You should absolutely read the book No Country for Old Men, written by Cormac McCarthy. It's a very easy read and short, literary but genre lit, so accessible to us all.
My understanding, after pondering both the book and film, is that Chigurh is really of a "force of nature", brutal, uncompromising and monstrously indifferent. Not just a psychopath, but a "psychopath's psychopath". He kills because that is what he does. However, there may be deeper meaning to the pigeon in that birds are often a metaphor for the soul. Thus, it may indicate that for all his dominion of the physical world, he cannot destroy the soul.

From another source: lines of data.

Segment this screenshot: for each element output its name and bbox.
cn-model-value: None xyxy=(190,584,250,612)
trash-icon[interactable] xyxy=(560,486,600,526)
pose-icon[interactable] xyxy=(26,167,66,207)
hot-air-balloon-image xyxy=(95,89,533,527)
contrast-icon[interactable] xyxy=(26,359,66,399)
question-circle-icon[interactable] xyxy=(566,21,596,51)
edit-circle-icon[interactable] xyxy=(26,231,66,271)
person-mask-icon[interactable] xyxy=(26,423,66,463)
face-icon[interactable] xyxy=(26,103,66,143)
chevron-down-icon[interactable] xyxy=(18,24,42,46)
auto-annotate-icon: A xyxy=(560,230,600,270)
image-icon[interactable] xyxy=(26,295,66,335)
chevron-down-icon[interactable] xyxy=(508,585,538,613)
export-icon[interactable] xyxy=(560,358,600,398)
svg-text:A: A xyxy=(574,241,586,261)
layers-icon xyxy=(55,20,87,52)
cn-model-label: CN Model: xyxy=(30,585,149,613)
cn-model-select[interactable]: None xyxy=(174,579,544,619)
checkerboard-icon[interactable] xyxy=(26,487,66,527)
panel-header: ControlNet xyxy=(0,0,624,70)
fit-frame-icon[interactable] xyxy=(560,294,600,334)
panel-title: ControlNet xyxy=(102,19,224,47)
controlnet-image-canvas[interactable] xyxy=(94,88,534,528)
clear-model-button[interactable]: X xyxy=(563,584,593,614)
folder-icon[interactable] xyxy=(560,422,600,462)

One of the themes of the book, also touched upon in the movie, is the eternality of violence. The book is set against the ultra-violent, modern drug wars, with the feeling that it's never been so bad. (The old Sheriff realizes he's getting too old to deal with it, hence the title.) But then there are passages recounting his grandfather's time, and a bloody vendetta, no less brutal than modern times.
The brutality of both man and nature is a recurring theme in McCarthy's work. Blood Meridian or the Evening Redness in the West is set in that earlier period, the 1850's, in the same general region. The Road, also recently adapted into a film, involves similar themes.
The title of this work comes from the famous Yeat's poem, Sailing to Byzantium, and Yeats definitely has some thoughts on the soul. The poem reads:
That is no country for old men. The young in one another's arms, birds in the trees, those dying generations at their song, the salmon-falls, the mackerel-crowded seas, fish, flesh, or fowl, commend all summer long—whatever is begotten, born, and dies. Caught in that sensual music all neglect, monuments of unageing intellect.
An aged man is but a paltry thing, a tattered coat upon a stick, unless
Soul clap its hands and sing, and louder sing for every tatter in its mortal dress, nor is there singing school but studying monuments of its own magnificence; and therefore I have sailed the seas and come to the holy city of Byzantium.
O sages standing in God's holy fire as in the gold mosaic of a wall, come from the holy fire, perne in a gyre, and be the singing-masters of my soul. Consume my heart away; sick with desire and fastened to a dying animal—it knows not what it is; and gather me into the artifice of eternity.
Once out of nature I shall never take my bodily form from any natural thing, but such a form as Grecian goldsmiths make of hammered gold and gold enamelling to keep a drowsy Emperor awake; or set upon a golden bough to sing to lords and ladies of Byzantium of what is past, or passing, or to come.